Halen cezaevinde olan hükümlü/tutuklu ve denetimli serbestlik kapsamında olanların sayısı yaklaşık 500.000 kişiye ulaşmıştır. Ancak daha vahimi, yargı kararlarının kesinleşmesini veya infazını bekleyenlerin sayısı ise yaklaşık bir milyon civarında oluşudur. Ülkemizde derdest 25.000.000 civarında icra dosyası ve 10.000.000’a yaklaşan dava dosyası bulunmaktadır. Yargılamaların gecikmesi ise başlı başına başka bir sorun oluşturmaktadır. Halkımız, adil ve doğru yargılanma hakkının ihlal edildiği iddiasıyla Anayasa Mahkemesi’ne on binlerce bireysel başvuruda bulunmuştur.
Türkiye İstatistik Kurumu verileri, son 10 yılda suç patlamasının yaşandığını göstermektedir. Hırsızlık 7 kat, cinayet 6 kat, cinsel suçlar 10 kat, uyuşturucu 11 kat, yağma 11 kat, trafik suçları 15 kat artış göstermiştir. Cezaevine giren insan sayısı da 3,8 kat artmıştır.
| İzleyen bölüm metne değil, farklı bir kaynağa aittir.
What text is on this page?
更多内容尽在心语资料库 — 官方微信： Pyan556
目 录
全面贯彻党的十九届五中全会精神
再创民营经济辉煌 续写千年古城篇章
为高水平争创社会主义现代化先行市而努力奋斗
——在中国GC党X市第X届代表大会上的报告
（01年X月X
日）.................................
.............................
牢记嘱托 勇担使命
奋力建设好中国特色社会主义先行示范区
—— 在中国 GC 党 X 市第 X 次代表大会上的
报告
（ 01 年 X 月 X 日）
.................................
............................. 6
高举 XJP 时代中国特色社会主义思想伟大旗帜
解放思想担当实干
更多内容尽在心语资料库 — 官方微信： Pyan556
Bu veriler toplumu
n bozulduğunu gözler önüne sermektedir.
2009 yılında cinayet suçu sayısı 1.514 iken bu sayı 6 kat artarak 9 bin 574’e, yaralamada ise 4,5 kat artarak 34 bin 987’ye çıkmıştır. Aralıklarla çıkarılan infaz affının veya genel affın, bu yasaların ve uygulama hatalarının karşısında çare ve çözüm olması mümkün değildir.
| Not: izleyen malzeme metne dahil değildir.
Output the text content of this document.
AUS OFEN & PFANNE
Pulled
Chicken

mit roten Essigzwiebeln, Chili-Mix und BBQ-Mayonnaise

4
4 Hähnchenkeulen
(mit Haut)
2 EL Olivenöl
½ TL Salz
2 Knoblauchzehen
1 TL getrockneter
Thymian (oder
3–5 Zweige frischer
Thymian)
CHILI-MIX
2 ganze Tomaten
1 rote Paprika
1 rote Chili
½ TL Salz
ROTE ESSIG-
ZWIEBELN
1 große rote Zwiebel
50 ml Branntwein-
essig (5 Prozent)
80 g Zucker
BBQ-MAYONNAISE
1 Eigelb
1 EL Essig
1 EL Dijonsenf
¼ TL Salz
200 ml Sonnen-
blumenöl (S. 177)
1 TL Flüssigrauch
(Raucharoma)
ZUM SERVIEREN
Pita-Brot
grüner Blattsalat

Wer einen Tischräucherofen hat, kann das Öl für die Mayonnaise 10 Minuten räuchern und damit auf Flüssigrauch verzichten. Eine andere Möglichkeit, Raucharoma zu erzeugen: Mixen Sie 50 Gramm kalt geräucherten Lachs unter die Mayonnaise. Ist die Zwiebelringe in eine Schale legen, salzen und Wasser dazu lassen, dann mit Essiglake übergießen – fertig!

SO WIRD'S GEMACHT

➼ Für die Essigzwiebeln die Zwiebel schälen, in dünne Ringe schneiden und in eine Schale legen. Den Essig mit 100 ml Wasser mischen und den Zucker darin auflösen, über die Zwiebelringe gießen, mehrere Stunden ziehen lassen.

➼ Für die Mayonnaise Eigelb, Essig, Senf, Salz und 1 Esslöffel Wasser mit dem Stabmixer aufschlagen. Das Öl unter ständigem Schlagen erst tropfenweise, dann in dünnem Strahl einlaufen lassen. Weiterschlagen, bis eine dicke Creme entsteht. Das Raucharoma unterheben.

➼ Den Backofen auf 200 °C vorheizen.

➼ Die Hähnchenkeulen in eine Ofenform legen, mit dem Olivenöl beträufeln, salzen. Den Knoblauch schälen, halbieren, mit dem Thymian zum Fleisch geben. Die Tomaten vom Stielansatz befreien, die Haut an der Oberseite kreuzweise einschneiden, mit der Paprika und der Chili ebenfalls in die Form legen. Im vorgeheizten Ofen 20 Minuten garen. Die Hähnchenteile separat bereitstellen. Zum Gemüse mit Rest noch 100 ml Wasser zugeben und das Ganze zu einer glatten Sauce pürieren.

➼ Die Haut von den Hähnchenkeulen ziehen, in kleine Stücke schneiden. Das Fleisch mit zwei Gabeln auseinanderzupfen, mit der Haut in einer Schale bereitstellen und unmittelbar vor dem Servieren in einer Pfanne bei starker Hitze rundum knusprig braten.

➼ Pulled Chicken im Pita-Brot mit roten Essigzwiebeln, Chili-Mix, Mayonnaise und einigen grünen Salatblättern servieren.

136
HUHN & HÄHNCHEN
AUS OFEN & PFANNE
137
Toplumlar, yasalara göre davranırlar. Suçların önlenmesi ve suçluların ıslahı adil ve doğru yasalarla mümkündür. Adil ve doğru yasalar olmadan adaletli yargılamadan da bahsedilemez.
Temel kanunlarımız olan Medeni Kanun ve Ceza Kanunu’nun bilge hukuk mimarları tarafından yeniden düzenlenmesi ile aile ve toplum huzur ve sükûna erer. Doğal hukuk kapsamında, inanç değerlerimize uygun, insanımızın kültür ve gelenekleri ile çatışmayan milli ve yerli yasalar yapılarak sağlıklı insan ve toplum hedefine ulaşılabilir.